Increased vessel values and order book still low
The strong performance of the spot market has also resulted in a rise in vessel values. This also applies to older quality tonnage. However, ship recycling decreased during the quarter. Prices paid at recycling yards have also fallen significantly (from USD 675 to USD 560 per LDT in India). The average recycling age for product tankers is now about 23 years. As previously reported, the current order book for product tankers is low, at an average of approximately 4.8% of the existing fleet. Most yards are also fully booked to 2025 with new gas and container vessels. So, even with an increase in new tanker orders, delivery times would be long. Net fleet growth in the coming years is therefore expected to remain low.

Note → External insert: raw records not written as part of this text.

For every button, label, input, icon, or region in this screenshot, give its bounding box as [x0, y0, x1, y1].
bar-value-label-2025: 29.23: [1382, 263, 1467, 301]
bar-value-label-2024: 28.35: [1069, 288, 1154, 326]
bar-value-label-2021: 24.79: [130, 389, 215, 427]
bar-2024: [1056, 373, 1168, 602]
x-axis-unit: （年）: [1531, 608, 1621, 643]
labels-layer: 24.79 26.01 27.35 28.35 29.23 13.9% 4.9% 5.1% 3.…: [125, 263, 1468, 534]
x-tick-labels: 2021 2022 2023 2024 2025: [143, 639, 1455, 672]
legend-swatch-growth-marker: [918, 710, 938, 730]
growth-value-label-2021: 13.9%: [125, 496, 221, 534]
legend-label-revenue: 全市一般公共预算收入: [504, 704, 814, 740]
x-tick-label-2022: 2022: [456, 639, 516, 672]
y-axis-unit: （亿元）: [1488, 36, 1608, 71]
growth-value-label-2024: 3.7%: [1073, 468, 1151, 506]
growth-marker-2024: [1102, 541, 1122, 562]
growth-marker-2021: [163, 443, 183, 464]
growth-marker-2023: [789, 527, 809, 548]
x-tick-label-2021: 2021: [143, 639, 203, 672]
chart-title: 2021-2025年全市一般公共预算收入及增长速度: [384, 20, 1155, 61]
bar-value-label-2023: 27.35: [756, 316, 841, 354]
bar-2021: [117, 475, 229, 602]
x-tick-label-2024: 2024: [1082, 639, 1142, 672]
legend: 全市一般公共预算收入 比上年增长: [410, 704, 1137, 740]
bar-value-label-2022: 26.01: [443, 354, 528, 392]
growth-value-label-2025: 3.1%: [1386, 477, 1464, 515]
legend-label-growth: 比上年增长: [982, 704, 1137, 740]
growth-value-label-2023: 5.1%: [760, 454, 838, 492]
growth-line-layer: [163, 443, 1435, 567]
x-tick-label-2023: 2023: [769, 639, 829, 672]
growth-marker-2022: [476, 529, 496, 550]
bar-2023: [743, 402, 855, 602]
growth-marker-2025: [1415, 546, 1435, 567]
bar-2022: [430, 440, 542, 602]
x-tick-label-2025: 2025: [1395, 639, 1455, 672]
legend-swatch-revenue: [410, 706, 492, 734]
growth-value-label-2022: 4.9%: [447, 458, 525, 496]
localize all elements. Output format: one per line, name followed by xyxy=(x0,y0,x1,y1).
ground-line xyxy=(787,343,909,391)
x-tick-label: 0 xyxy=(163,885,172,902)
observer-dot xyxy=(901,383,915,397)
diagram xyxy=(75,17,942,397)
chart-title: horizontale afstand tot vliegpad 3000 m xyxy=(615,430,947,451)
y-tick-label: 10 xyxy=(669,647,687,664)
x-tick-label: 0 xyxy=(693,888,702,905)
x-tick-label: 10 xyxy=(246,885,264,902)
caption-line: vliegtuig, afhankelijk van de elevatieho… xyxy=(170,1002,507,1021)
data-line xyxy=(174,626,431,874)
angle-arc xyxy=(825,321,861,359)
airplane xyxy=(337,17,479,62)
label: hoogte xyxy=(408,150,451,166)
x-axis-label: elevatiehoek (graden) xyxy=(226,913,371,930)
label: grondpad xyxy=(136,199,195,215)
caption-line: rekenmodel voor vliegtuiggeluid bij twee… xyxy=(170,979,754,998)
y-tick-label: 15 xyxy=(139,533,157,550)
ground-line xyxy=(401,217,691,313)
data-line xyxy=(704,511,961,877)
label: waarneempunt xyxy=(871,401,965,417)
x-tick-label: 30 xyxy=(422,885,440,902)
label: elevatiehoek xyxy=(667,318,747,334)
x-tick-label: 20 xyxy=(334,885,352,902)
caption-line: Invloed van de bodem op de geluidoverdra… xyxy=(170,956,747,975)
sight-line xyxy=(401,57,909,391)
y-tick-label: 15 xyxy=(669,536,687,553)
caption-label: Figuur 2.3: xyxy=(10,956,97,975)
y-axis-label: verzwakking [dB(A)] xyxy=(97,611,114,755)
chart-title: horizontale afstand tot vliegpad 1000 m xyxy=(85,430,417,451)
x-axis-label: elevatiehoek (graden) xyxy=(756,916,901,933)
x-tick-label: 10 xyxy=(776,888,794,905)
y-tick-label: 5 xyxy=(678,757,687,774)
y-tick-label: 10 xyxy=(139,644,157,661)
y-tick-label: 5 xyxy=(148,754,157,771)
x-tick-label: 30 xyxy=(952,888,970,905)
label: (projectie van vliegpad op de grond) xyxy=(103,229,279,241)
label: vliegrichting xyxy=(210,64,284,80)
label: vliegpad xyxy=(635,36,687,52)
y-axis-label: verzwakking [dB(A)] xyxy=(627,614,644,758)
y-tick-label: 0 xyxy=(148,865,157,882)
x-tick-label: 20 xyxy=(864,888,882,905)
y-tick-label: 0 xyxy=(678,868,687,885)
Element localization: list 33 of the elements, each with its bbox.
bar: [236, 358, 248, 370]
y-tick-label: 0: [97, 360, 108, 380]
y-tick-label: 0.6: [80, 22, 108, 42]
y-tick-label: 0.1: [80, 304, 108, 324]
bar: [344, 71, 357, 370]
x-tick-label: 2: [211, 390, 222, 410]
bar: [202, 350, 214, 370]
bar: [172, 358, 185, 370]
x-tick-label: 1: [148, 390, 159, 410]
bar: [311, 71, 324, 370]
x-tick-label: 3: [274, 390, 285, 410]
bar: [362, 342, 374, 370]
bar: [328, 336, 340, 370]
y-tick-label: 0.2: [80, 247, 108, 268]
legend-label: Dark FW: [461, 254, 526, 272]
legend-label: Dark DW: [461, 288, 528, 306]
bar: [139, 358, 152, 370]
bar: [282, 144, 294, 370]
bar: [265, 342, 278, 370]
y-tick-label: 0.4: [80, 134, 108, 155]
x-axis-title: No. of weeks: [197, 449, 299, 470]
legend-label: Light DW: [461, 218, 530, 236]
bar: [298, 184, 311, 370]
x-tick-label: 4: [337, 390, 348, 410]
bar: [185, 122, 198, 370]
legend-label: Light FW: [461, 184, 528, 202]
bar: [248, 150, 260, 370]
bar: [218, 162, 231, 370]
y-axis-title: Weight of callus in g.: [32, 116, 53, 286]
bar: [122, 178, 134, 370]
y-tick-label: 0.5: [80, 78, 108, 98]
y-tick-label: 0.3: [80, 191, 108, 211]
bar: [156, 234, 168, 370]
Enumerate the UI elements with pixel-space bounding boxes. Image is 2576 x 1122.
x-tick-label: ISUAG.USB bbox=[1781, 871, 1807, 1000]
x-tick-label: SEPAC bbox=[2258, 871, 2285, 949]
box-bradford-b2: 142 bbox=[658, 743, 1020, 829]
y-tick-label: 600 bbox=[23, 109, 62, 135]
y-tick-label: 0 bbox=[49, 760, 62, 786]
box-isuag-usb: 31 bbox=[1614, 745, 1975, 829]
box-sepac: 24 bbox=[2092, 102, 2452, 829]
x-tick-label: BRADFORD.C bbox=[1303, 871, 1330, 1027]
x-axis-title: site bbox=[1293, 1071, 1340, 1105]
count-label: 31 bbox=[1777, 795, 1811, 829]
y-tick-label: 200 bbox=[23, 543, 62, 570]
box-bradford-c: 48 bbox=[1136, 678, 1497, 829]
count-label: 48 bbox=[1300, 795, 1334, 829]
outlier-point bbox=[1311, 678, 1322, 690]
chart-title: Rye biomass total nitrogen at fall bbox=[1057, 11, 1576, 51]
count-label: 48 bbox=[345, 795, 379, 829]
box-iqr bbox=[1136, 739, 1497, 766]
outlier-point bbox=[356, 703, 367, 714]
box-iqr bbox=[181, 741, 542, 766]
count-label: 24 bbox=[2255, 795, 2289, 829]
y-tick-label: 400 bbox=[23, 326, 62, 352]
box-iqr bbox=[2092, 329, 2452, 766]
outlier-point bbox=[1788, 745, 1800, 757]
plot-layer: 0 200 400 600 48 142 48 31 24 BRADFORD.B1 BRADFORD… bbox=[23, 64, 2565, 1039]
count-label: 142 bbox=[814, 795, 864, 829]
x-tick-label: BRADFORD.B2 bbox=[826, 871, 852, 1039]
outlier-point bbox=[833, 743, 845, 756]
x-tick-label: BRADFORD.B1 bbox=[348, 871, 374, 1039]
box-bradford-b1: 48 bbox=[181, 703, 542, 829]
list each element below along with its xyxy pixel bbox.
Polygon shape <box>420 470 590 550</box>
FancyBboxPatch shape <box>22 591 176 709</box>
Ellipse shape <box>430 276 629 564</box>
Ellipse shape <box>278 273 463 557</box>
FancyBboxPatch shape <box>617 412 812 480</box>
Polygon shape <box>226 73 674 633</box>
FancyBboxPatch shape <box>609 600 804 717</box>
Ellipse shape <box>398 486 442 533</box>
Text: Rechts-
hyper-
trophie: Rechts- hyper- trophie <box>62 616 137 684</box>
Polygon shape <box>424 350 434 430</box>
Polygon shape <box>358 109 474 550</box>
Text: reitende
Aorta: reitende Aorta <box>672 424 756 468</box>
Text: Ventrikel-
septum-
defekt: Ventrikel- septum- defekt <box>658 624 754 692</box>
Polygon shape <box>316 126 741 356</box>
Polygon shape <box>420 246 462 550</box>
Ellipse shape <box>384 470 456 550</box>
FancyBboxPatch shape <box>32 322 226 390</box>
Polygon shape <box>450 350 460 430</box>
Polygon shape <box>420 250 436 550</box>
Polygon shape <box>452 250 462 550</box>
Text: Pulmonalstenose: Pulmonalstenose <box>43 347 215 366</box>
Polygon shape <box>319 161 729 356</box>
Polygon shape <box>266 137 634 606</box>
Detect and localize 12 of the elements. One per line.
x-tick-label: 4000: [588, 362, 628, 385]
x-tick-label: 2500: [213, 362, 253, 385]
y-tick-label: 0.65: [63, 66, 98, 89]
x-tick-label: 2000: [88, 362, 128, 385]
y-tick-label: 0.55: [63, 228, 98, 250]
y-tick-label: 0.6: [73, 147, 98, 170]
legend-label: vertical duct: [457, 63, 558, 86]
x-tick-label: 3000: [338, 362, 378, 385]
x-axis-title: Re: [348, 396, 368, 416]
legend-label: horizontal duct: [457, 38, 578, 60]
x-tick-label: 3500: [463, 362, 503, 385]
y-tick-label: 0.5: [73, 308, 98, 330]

Overall, we have a positive view of tanker market fundamentals.
Market outlook
In the tanker market, there is much talk about two factors: “energy security” and “demand destruction”, which could have a major impact on future development. Increased demand for energy and the absence of Russian oil has caused energy prices to soar – with growing pressure to increase energy production from both nuclear and renewable energy sources. This may be the right way to go, but in the short term the focus will remain on achieving sufficient crude oil and gas production to ensure access to energy for businesses and households – energy security. This could obviously have a positive effect on the tanker market. At the same time, we are likely to enter an international economic downturn. The extent to which a significant slowdown in economic growth – and high energy prices – will contribute to demand destruction in terms of energy demand and energy-related transport remains to be seen. After the end of the second quarter, we entered into an agreement for the sale of Stena Paris to a Greek company. The primary aim of the sale was to take advantage of the increased ship valuations, but there was also an age factor. In a strong second-hand market for mature quality tonnage, we are therefore now taking the opportunity to sell our oldest vessel.